Baru aja nonton Arrival dan menyadari ini film hebat banget. Well, in another thought, ada point menarik yang coba saya hubungkan dengan dengan project management (di industri apapun) dan tentang open data. Mau dianggap cocoklogi juga sebenarnya nggak apa sih, cuma analoginya kok kaya pas aja gitu.

1. Arrival & Project Management

Pertama, ingat nggak moment di mana Louise dikejar-kejar untuk buru-buru menerjemahkan heptapod yang ternyata butuh waktu sampai sebulan. Sampai dia bisa punya sebuah aplikasi yang menggabungkan berbagai bentuk bahasa dari Abbott & Costello (well, you know the aliens’ name…). Di waktu-waktu tersebut ingat nggak bagaimana posisi Amerika Serikat ingin tampil sebagai yang paling super untuk mengetahui “What is your purpose here?”. Apalagi ketika gambar salah satu alien bocor, ke publik, ada sebuah urgensi untuk memberitahukan kepada dunia apa pesan yang ingin disampaikan.

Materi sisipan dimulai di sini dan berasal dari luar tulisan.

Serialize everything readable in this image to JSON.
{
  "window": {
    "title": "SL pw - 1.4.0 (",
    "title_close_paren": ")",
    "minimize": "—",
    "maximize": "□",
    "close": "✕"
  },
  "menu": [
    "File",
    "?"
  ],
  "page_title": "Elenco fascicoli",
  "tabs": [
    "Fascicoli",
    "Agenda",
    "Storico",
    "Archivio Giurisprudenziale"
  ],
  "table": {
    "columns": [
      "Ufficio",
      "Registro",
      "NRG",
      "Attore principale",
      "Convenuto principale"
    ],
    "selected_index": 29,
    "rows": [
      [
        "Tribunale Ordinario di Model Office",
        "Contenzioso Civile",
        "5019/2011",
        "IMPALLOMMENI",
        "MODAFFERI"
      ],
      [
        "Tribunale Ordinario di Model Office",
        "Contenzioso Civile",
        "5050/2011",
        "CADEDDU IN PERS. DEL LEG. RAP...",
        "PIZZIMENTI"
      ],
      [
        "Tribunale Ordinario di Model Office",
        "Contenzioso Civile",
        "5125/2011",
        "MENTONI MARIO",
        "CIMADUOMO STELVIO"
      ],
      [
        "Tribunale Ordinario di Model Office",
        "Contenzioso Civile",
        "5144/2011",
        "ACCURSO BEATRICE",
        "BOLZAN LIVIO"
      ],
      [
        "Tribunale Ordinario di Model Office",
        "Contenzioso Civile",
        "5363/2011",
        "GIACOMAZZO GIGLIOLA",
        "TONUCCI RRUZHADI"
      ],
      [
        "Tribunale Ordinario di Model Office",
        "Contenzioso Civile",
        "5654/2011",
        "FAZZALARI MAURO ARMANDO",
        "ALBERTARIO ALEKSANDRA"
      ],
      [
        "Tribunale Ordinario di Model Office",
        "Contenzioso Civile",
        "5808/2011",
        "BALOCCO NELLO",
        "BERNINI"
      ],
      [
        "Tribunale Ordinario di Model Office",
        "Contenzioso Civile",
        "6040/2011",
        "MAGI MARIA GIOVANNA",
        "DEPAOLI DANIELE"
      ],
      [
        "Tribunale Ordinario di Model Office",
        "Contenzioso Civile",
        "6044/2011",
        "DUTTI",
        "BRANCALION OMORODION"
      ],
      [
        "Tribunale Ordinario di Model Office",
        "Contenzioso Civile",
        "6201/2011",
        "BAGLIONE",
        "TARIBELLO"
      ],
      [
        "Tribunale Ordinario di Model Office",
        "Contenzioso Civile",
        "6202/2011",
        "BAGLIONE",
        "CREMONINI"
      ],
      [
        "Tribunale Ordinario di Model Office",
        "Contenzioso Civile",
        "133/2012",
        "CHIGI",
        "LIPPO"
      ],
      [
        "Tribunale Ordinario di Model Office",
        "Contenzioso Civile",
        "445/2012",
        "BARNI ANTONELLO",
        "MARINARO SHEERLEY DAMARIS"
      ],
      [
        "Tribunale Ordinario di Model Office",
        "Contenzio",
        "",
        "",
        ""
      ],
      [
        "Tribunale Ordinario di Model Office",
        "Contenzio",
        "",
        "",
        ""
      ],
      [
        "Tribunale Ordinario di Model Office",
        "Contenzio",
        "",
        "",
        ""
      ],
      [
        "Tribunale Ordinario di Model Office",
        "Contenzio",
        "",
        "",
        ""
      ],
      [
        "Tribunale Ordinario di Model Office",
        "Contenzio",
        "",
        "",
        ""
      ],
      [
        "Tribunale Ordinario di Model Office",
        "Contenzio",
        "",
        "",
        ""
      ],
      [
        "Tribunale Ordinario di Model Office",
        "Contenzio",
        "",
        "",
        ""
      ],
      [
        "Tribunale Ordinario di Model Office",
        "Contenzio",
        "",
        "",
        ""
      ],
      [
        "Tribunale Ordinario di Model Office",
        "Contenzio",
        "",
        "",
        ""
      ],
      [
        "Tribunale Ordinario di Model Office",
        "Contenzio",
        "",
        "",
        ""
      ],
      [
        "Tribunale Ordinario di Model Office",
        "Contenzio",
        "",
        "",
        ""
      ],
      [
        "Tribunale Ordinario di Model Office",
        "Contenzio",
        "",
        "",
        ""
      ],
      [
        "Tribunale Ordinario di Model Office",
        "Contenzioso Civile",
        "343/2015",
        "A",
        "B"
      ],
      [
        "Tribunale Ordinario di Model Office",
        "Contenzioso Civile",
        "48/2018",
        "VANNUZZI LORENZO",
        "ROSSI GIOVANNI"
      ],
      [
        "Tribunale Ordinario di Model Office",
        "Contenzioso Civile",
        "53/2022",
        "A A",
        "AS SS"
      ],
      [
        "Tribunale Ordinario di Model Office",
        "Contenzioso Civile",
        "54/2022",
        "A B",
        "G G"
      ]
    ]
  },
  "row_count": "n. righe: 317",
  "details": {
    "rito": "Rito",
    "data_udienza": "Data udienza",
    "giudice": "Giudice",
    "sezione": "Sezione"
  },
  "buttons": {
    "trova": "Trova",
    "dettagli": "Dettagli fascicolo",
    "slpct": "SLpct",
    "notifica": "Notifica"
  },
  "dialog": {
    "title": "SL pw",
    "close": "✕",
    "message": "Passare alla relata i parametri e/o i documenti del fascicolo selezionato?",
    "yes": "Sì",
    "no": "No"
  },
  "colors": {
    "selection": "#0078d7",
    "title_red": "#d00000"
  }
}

Mulai dari Menteri Pertahanan, kepala riset, istilahnya semua orang tak sabar mengejar Louise untuk segera menyelesaikan terjemahan tersebut.

Hal ini terjadi karena adanya tekanan politik dan keamanan serta pastinya seorang pemimpin harus melindungi rakyatnya. Tapi 2 hal itu juga terjadi karena para pemimpin ini benar-benar tidak ada ide soal apa makhluk itu. mungkin lebih ke arah takut juga (ingat akalau manusia akan cenderung insecure dan takut dengan hal yang kurang mereka mengerti)

Lalu apa hubungannya dengan project management. Mudah saja dan rasanya ini terjadi di semua industri, ya apalagi anak advertising agency dan developer dengan load kerja tinggi tapi dengan engineer management yang bobrok..apakah itu..?

Ya, mulai dari dikejar-kejar kapan project akan selesai, maunya perfect tapi bahkan have no idea tentang apa yang akan dibangun, apa yang dihadapi dan dikejar karena mungkin desakan investor atau alasan yang kurang manusiawi lainnya (or simply just “client maunya gitu, lo bikin aja, billing nih billing woi..”)

2. Arrival & Open Data

Nah, itu satu. Tapi ada hal lain nih yang kalau kalian perhatikan lagi bisa jadi pelajaran terutama dengan kondisi open data atau minimal ya data secara umum lah di Indonesia.

Baru sore ini saja saya membaca tulisan dari Ramda Yanurzha ini. Apa intinya? Yes! Indonesia itu lack of data, nggak punya data rapih dan nggak semua industri mau membagikan data. Hal yang beberapa waktu lalu sempat menjadi pembahasan di Digital Journalism World Summit 2017. Kenapa jika kita berbicara tentang US dan Eropa, ada banyak data yang mungkin kita sendiri melihatnya bisa sampai melongo. Hampir semua data mungkin ada, bahkan dari tahun-tahun sebelum data dikemas dalam bentuk digital.

Sama halnya dengan film Arrival, awalnya nggak ada kan yang mau membagikan informasi tentang posisi alien itu di negara mereka atau apapunlah informasi yang mereka dapat di negara mereka masing-masing. Tapi ya untung dengan kemampuan Louise yang mampu meluluhkan hati Jendral Shang dengan kalimat “War makes no winners, only widows” akhirnya Cina membuka hati untuk menghentikan serangan dan mau membagikan informasi (diikuti dengan Rusia). Intinya ya, jangan sungkan berbagai, namanya juga udah open data, kalau nggak dibuka, gimana mau transparan? Gimana mau kolaborasi? Tapi sambil diperhatikan validitasnya ya.

Ya, saya pikir ini hanya hal receh saja sih. Apa juga bisa disangkut-sangkutin kan. Kalau nggak ada di industri yang sama dengan saya, mungkin bisa dikaitkan juga ke hal lain. Ingat, menonton film itu bukan masalah jelek atau bagus, tapi bagaimana setelah selesai menontonnya kita punya penafsiran dan pendapat yang berbeda.